Obtain a paper copy of this notice upon request.
4. Our Duties
· Amenity Health Services & Amenity ABA Center are required to provide you with notice of our legal duties and our privacy practices with respect to your health information. We must maintain the privacy of information that identifies you and notify you in the event your health information is used or disclosed in a manner that compromises the privacy of your health information.
· Amenity Health Services & Amenity ABA Center are required to abide by the terms of this notice.
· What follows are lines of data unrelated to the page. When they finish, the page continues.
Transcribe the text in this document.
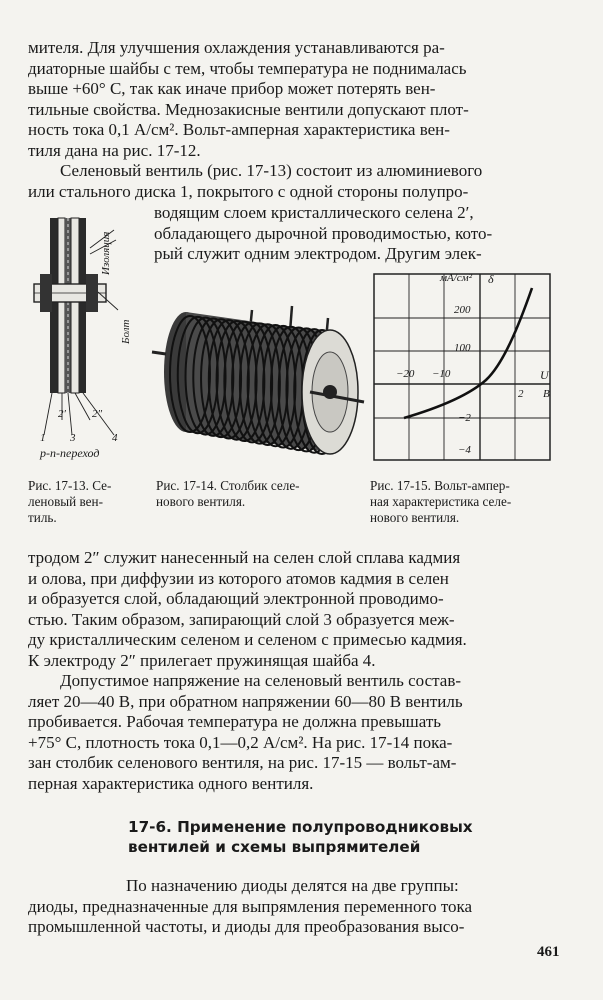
мителя. Для улучшения охлаждения устанавливаются ра-
диаторные шайбы с тем, чтобы температура не поднималась
выше +60° С, так как иначе прибор может потерять вен-
тильные свойства. Меднозакисные вентили допускают плот-
ность тока 0,1 А/см². Вольт-амперная характеристика вен-
тиля дана на рис. 17-12.
Селеновый вентиль (рис. 17-13) состоит из алюминиевого
или стального диска 1, покрытого с одной стороны полупро-
водящим слоем кристаллического селена 2′,
обладающего дырочной проводимостью, кото-
рый служит одним электродом. Другим элек-
Изоляция
Болт
2′ 2″
1 3	4
p-n-переход
мА/см² δ
200
100
−20 −10	U
2 В
−2
−4
Рис. 17-13. Се-
леновый вен-
тиль.
Рис. 17-14. Столбик селе-
нового вентиля.
Рис. 17-15. Вольт-ампер-
ная характеристика селе-
нового вентиля.
тродом 2″ служит нанесенный на селен слой сплава кадмия
и олова, при диффузии из которого атомов кадмия в селен
и образуется слой, обладающий электронной проводимо-
стью. Таким образом, запирающий слой 3 образуется меж-
ду кристаллическим селеном и селеном с примесью кадмия.
К электроду 2″ прилегает пружинящая шайба 4.
Допустимое напряжение на селеновый вентиль состав-
ляет 20—40 В, при обратном напряжении 60—80 В вентиль
пробивается. Рабочая температура не должна превышать
+75° С, плотность тока 0,1—0,2 А/см². На рис. 17-14 пока-
зан столбик селенового вентиля, на рис. 17-15 — вольт-ам-
перная характеристика одного вентиля.
17-6. Применение полупроводниковых
вентилей и схемы выпрямителей
По назначению диоды делятся на две группы:
диоды, предназначенные для выпрямления переменного тока
промышленной частоты, и диоды для преобразования высо-
461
We reserve the right to change the terms of this notice and to make the revised notice effective for all health information that we maintain. We will post revised notices on our public website at www.dshs.texas.gov and in waiting room areas. You may request a copy of the revised notice at the time of your next visit.
5. Links to Other Websites
Our website may include links to affiliate sites and other external websites. Amenity Health Services and Amenity ABA Center are not responsible for the privacy policies, practices, or procedures of these third-party sites. We encourage users to be vigilant when leaving our website and to review the privacy statements of any site that collects personally identifiable information. Please note that this Privacy Policy Agreement applies exclusively to information collected through our own website.
6. Notification and Complaints
· Amenity Health Services and Amenity ABA Center will notify you immediately if we become aware that an unauthorized person accessed your Personal Health Information.
· You have the right to complain to the US Department of Health and Human Services if you feel that your rights have been violated. You can reach DSHS at (512)776-7111 or by email at hipaa.privacy@dshs.texas.gov
7. Changes to the Privacy Policy
We reserve the right to update our Privacy Policy. Any changes will be posted on this page, and the effective date will be updated accordingly.
8. Acceptance of Terms
By using this website, you are hereby accepting the terms and conditions stipulated within the Privacy Policy Agreement. If you are not in agreement with our terms and conditions, then you should refrain from further use of this site. In addition, your continued use of our website following the posting of any updates or changes to our terms and conditions shall mean that you agree to and accept such changes. We encourage you to periodically review this policy to stay informed about how we are protecting your information.